DURHAM –  Tim Oakley grew up in Durham when downtown was built around tobacco, not technology.  Oakley’s grandfather worked for four decades at American Tobacco and his father worked for four decades at Leggett & Meyers, and as a boy, Oakley would shop at Baldwins department store and participate in the commerce of the tobacco town.

Years later, Oakley would work out of an office on the top floor of the PowerPlant, the building at the heart of the American Tobacco Campus, hired by Appia’s leadership team as the chief financial officer in advance of a $100 million exit for the company.

It was the third Triangle-area startup that would be acquired under Oakley’s financial guidance.

Now, in partnership with fellow Durham native Vance Brown, Oakley runs the Thrivers Integrative Mentoring Program to help six mid-growth startups in the Triangle scale their business while building a thriving company and personal life.

Thrivers

“I have seen up close and personal how leaders are chasing business success at the cost of relationships and personal dreams,” said Oakley in an interview. “You can have both with a trusted guide who has been there and done that and can identify all of the pitfalls to avoid.”

The first cohort launched in January—six companies, all of whom have annual revenues of at least $1 million, are now at the midway point in a 15-month program based on mentoring executive teams, developing collaborative insight, and individual integrated business and personal coaching.
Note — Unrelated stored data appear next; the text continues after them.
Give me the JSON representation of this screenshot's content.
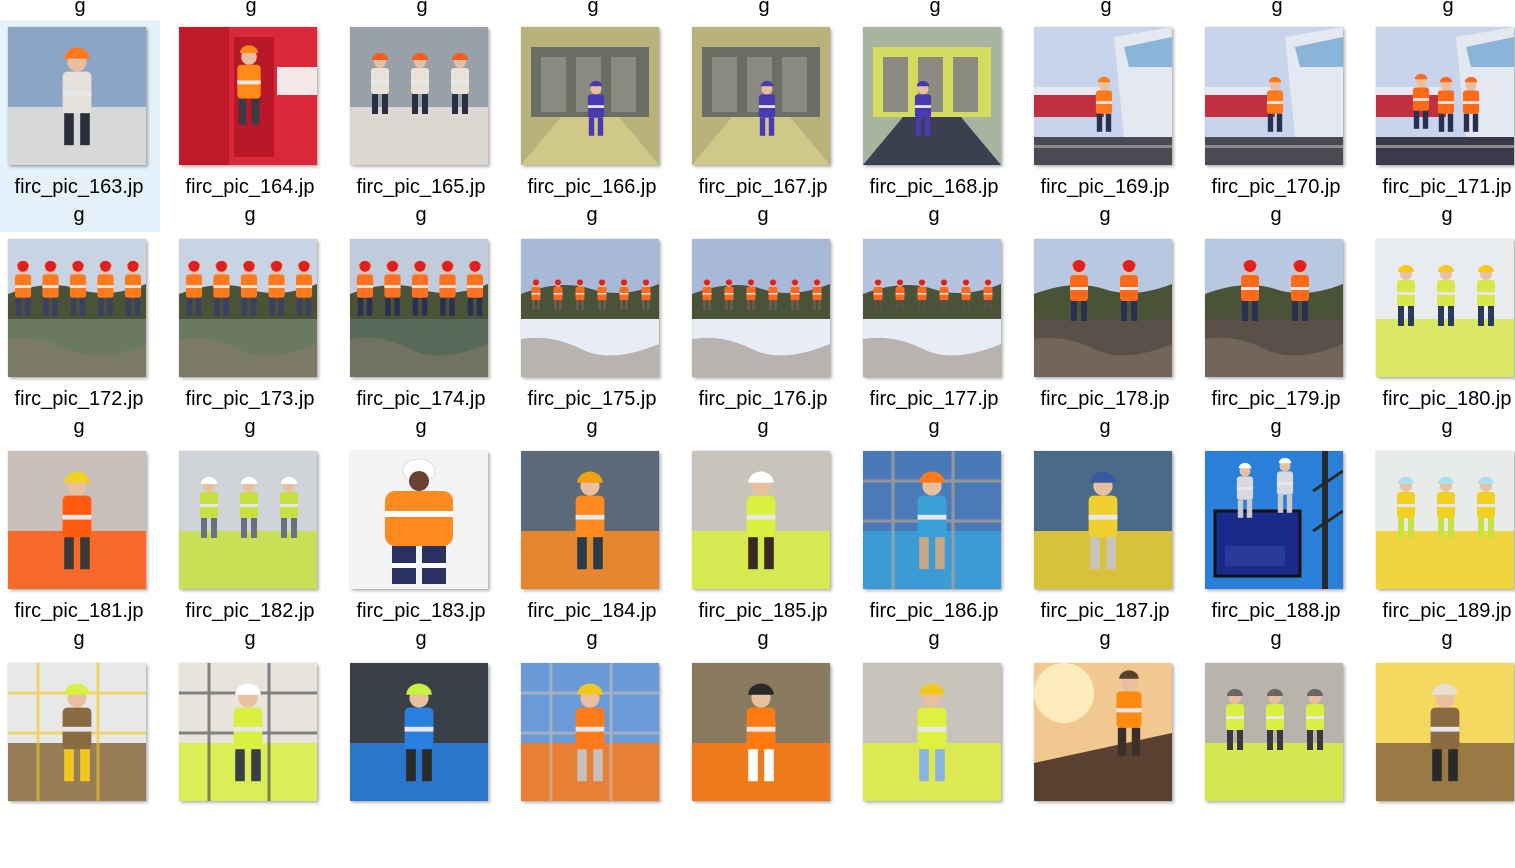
{
  "folder_view": {
    "partial_top_row": [
      "g",
      "g",
      "g",
      "g",
      "g",
      "g",
      "g",
      "g",
      "g"
    ],
    "selected_index": 0,
    "items": [
      {
        "name_line1": "firc_pic_163.jp",
        "name_line2": "g",
        "scene": "portrait-vest",
        "palette": [
          "#8aa6c4",
          "#e4e0dc",
          "#ff7a1a",
          "#2a2f3c"
        ]
      },
      {
        "name_line1": "firc_pic_164.jp",
        "name_line2": "g",
        "scene": "train-door",
        "palette": [
          "#d8283a",
          "#c01a2a",
          "#ff8a1a",
          "#3a3a48"
        ]
      },
      {
        "name_line1": "firc_pic_165.jp",
        "name_line2": "g",
        "scene": "team-close",
        "palette": [
          "#9aa0a8",
          "#e8e2d8",
          "#ff5a1a",
          "#2a3040"
        ]
      },
      {
        "name_line1": "firc_pic_166.jp",
        "name_line2": "g",
        "scene": "depot",
        "palette": [
          "#b8b27a",
          "#6a6e64",
          "#4a3ab0",
          "#d0c888"
        ]
      },
      {
        "name_line1": "firc_pic_167.jp",
        "name_line2": "g",
        "scene": "depot",
        "palette": [
          "#b8b27a",
          "#6a6e64",
          "#4a3ab0",
          "#d0c888"
        ]
      },
      {
        "name_line1": "firc_pic_168.jp",
        "name_line2": "g",
        "scene": "platform",
        "palette": [
          "#a8b4a0",
          "#d4dc60",
          "#4a3ab0",
          "#3a4050"
        ]
      },
      {
        "name_line1": "firc_pic_169.jp",
        "name_line2": "g",
        "scene": "locomotive",
        "palette": [
          "#e4e8f0",
          "#8ab4d8",
          "#ff7a1a",
          "#4a4a52"
        ]
      },
      {
        "name_line1": "firc_pic_170.jp",
        "name_line2": "g",
        "scene": "locomotive",
        "palette": [
          "#e4e8f0",
          "#8ab4d8",
          "#ff7a1a",
          "#4a4a52"
        ]
      },
      {
        "name_line1": "firc_pic_171.jp",
        "name_line2": "g",
        "scene": "locomotive-team",
        "palette": [
          "#e4e8f0",
          "#8ab4d8",
          "#ff6a1a",
          "#3a3a48"
        ]
      },
      {
        "name_line1": "firc_pic_172.jp",
        "name_line2": "g",
        "scene": "snow-team",
        "palette": [
          "#c8d4e4",
          "#6a7a60",
          "#ff7a1a",
          "#3a4060"
        ]
      },
      {
        "name_line1": "firc_pic_173.jp",
        "name_line2": "g",
        "scene": "snow-team",
        "palette": [
          "#c8d4e4",
          "#6a7a60",
          "#ff7a1a",
          "#3a4060"
        ]
      },
      {
        "name_line1": "firc_pic_174.jp",
        "name_line2": "g",
        "scene": "snow-team",
        "palette": [
          "#c0ccdc",
          "#5a6a58",
          "#ff7020",
          "#2a3050"
        ]
      },
      {
        "name_line1": "firc_pic_175.jp",
        "name_line2": "g",
        "scene": "snow-wide",
        "palette": [
          "#a8b8d8",
          "#e8ecf4",
          "#ff6a1a",
          "#6a5a50"
        ]
      },
      {
        "name_line1": "firc_pic_176.jp",
        "name_line2": "g",
        "scene": "snow-wide",
        "palette": [
          "#a8b8d8",
          "#e8ecf4",
          "#ff6a1a",
          "#6a5a50"
        ]
      },
      {
        "name_line1": "firc_pic_177.jp",
        "name_line2": "g",
        "scene": "snow-wave",
        "palette": [
          "#b4c4e0",
          "#e8ecf4",
          "#ff6a1a",
          "#5a5048"
        ]
      },
      {
        "name_line1": "firc_pic_178.jp",
        "name_line2": "g",
        "scene": "snow-pair",
        "palette": [
          "#b8c8e0",
          "#5a5048",
          "#ff6a1a",
          "#2a3050"
        ]
      },
      {
        "name_line1": "firc_pic_179.jp",
        "name_line2": "g",
        "scene": "snow-pair",
        "palette": [
          "#b8c8e0",
          "#5a5048",
          "#ff6a1a",
          "#2a3050"
        ]
      },
      {
        "name_line1": "firc_pic_180.jp",
        "name_line2": "g",
        "scene": "engineers",
        "palette": [
          "#e8ecef",
          "#d8e84a",
          "#f8c820",
          "#2a3a5a"
        ]
      },
      {
        "name_line1": "firc_pic_181.jp",
        "name_line2": "g",
        "scene": "grinder",
        "palette": [
          "#c8c0b8",
          "#ff5a10",
          "#f0d020",
          "#3a3a3a"
        ]
      },
      {
        "name_line1": "firc_pic_182.jp",
        "name_line2": "g",
        "scene": "hallway",
        "palette": [
          "#d0d4d8",
          "#c8e040",
          "#ffffff",
          "#6a7080"
        ]
      },
      {
        "name_line1": "firc_pic_183.jp",
        "name_line2": "g",
        "scene": "coverall",
        "palette": [
          "#f4f4f4",
          "#ff8a20",
          "#2a3060",
          "#ffffff"
        ]
      },
      {
        "name_line1": "firc_pic_184.jp",
        "name_line2": "g",
        "scene": "back-view",
        "palette": [
          "#5a6a78",
          "#ff8a20",
          "#f0a010",
          "#2a3a48"
        ]
      },
      {
        "name_line1": "firc_pic_185.jp",
        "name_line2": "g",
        "scene": "radio",
        "palette": [
          "#c8c4bc",
          "#d8f040",
          "#ffffff",
          "#3a2a20"
        ]
      },
      {
        "name_line1": "firc_pic_186.jp",
        "name_line2": "g",
        "scene": "construction",
        "palette": [
          "#4a7ab8",
          "#3aa0d8",
          "#ff7a1a",
          "#c8a888"
        ]
      },
      {
        "name_line1": "firc_pic_187.jp",
        "name_line2": "g",
        "scene": "mask-worker",
        "palette": [
          "#4a6a88",
          "#f0d030",
          "#3a5aa0",
          "#c8c4b8"
        ]
      },
      {
        "name_line1": "firc_pic_188.jp",
        "name_line2": "g",
        "scene": "lift",
        "palette": [
          "#2a80d8",
          "#1a2a8a",
          "#ffffff",
          "#2a2a2a"
        ]
      },
      {
        "name_line1": "firc_pic_189.jp",
        "name_line2": "g",
        "scene": "mask-group",
        "palette": [
          "#e8ece8",
          "#f0d020",
          "#a8e0f0",
          "#c8e040"
        ]
      },
      {
        "name_line1": "",
        "name_line2": "",
        "scene": "scaffold",
        "palette": [
          "#e8e8e8",
          "#8a6a40",
          "#d8f040",
          "#f0c820"
        ]
      },
      {
        "name_line1": "",
        "name_line2": "",
        "scene": "ladder",
        "palette": [
          "#e8e4dc",
          "#d8f040",
          "#ffffff",
          "#3a4048"
        ]
      },
      {
        "name_line1": "",
        "name_line2": "",
        "scene": "blue-helmet",
        "palette": [
          "#3a4048",
          "#2a80e0",
          "#c8f040",
          "#2a2a2a"
        ]
      },
      {
        "name_line1": "",
        "name_line2": "",
        "scene": "roof",
        "palette": [
          "#6a9ad8",
          "#ff7a1a",
          "#f0c820",
          "#c8c0b8"
        ]
      },
      {
        "name_line1": "",
        "name_line2": "",
        "scene": "harness",
        "palette": [
          "#8a7a60",
          "#ff7a10",
          "#2a2a2a",
          "#ffffff"
        ]
      },
      {
        "name_line1": "",
        "name_line2": "",
        "scene": "plans",
        "palette": [
          "#c8c4bc",
          "#e0f040",
          "#f0c820",
          "#8ab4e0"
        ]
      },
      {
        "name_line1": "",
        "name_line2": "",
        "scene": "sunset",
        "palette": [
          "#f0c890",
          "#ff8a10",
          "#5a4030",
          "#3a3028"
        ]
      },
      {
        "name_line1": "",
        "name_line2": "",
        "scene": "site-top",
        "palette": [
          "#b8b4ac",
          "#d8f040",
          "#6a6864",
          "#3a3a3a"
        ]
      },
      {
        "name_line1": "",
        "name_line2": "",
        "scene": "gloves",
        "palette": [
          "#f4d860",
          "#8a6a40",
          "#e8e0d0",
          "#2a2a2a"
        ]
      }
    ]
  }
}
“In the Triangle, there are a number of mentoring programs to consider but Thrivers has bottled something unique because they are really addressing the entire package of executive needs in their process,” said Mitch Heath, chief growth officer of Teamworks, who participates in the program, in a statement. “Obviously, business success is a key goal, but execs also want to be physically fit, mentally strong, spiritually attuned and enjoying healthy relationships with their family and friends.”

Oakley and Brown are already planning for their second cohort, which will launch in February 2019, and have made plans for a third cohort to launch February of 2020.

Key differentiators

Companies typically pay for participation in the program, in a combination of cash or stock, said Oakley.  This is one of the differentiators between the Thrivers model and other mentoring models like CED’s Venture Mentoring Service, SCALE, and the Blackstone Entrepreneurs Network.
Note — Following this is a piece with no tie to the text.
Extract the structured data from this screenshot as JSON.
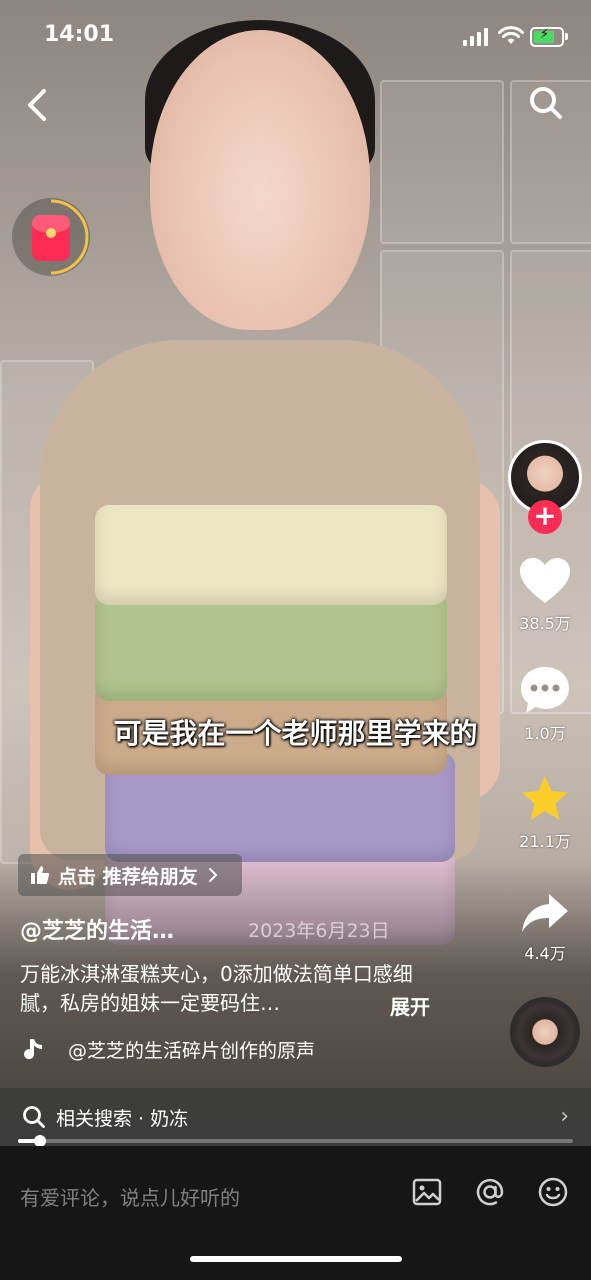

The main difference, he explained, is the combination of professional and personal coaching. The integrated model allows for executives to develop expertise in all areas of their lives, said Oakley, and also allows for collaboration and learning due to the boutique group experience that company executives have with their peers.
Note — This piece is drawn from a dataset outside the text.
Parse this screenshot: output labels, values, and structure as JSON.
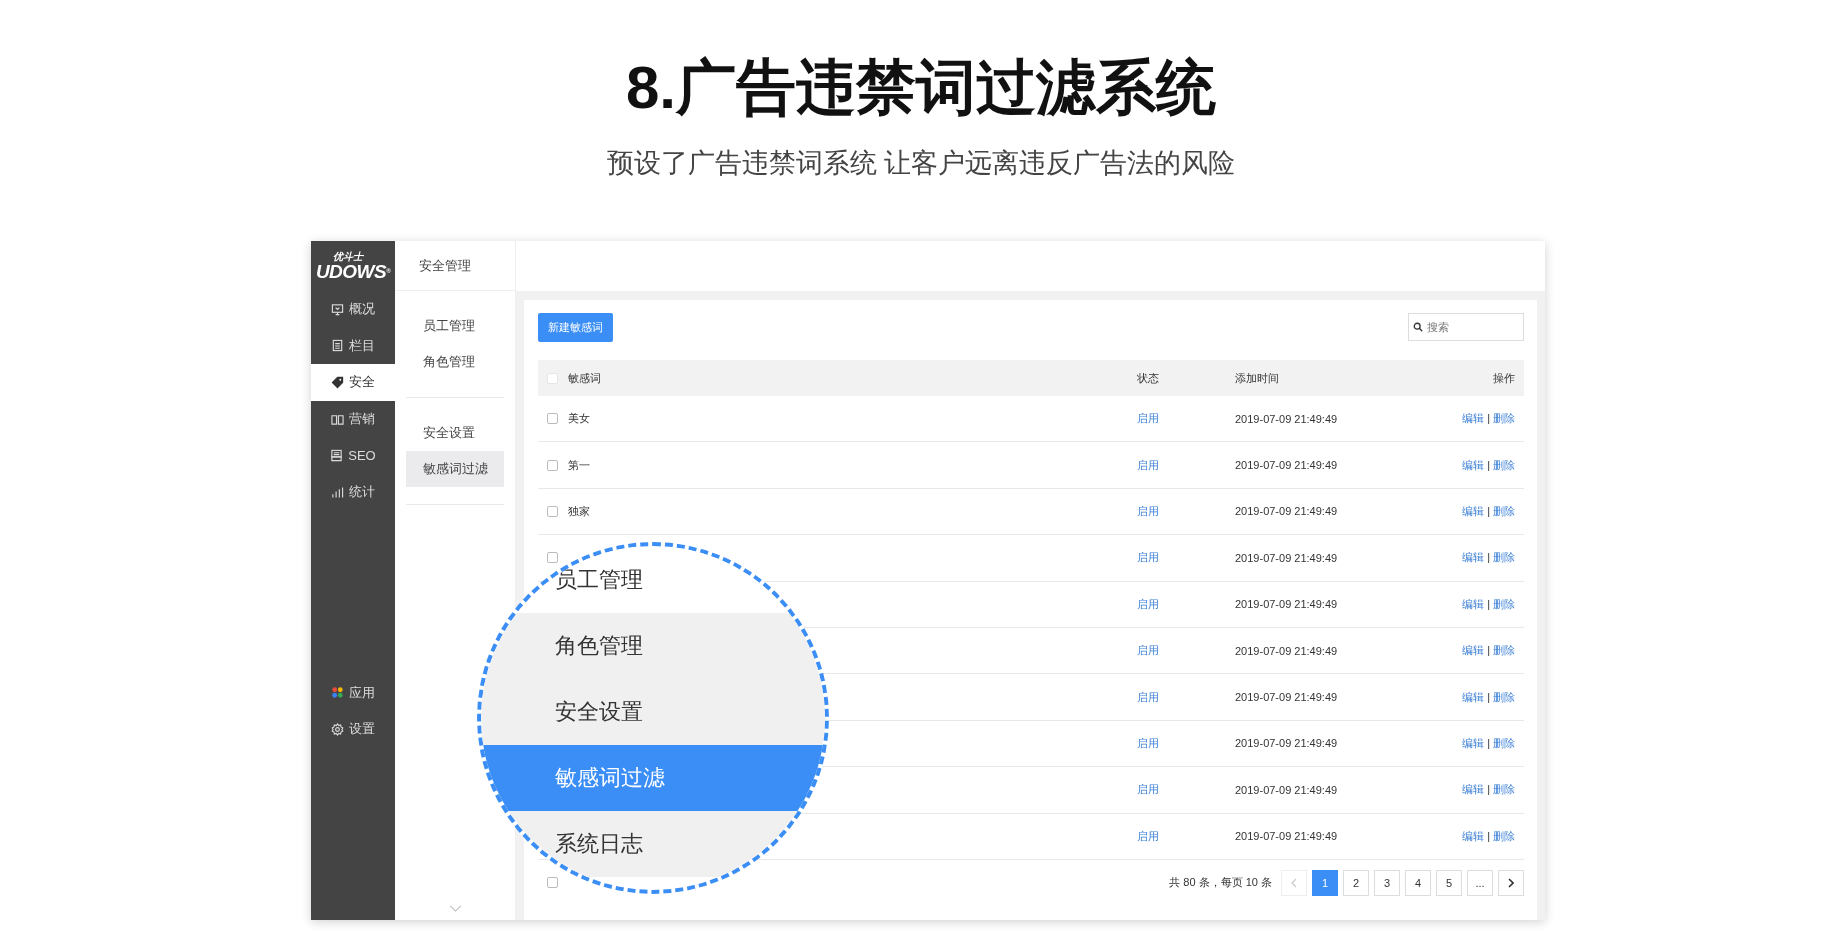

“We guide leaders to live with integrity,” said Oakley. “Executing in the marketplace competitively and with great passion and conviction while connecting meaningfully with those people that matter most to you.”

What it takes to grow a company beyond $1M

Mentorship can help individuals, and it can benefit their companies, Oakley believes. Leveraging his experience and credentials—Oakley is a CPA, earned an MBA and master’s degree in psychological counseling, and completed a certificate program in executive coaching—he designed a mentorship program that seeks to benefit individuals that are most at risk of sacrificing personal development for company growth.

It takes a lot of work—and luck—to grow a company beyond $1 million in revenue. “First and foremost, you must have an idea that fills a customer need and you have to have a large enough market to build meaningful revenue,” said Oakley.

Then, the entrepreneur’s main job is to sell—and serve. If you can’t sell your product, service, or company to the right customer at the right time to solve the right problem, said Oakley, you don’t get the opportunity to build a great company or to construct a great and authentic story.

“Hiring the right leadership and building an environment of trust,” said Oakley, is just as important as having a meaningful product offering and establishing or capturing a qualified, scalable market. “You need to have the mentality of a servant, to be a genuine, authentic leader that shapes the landscape of reality for the team.”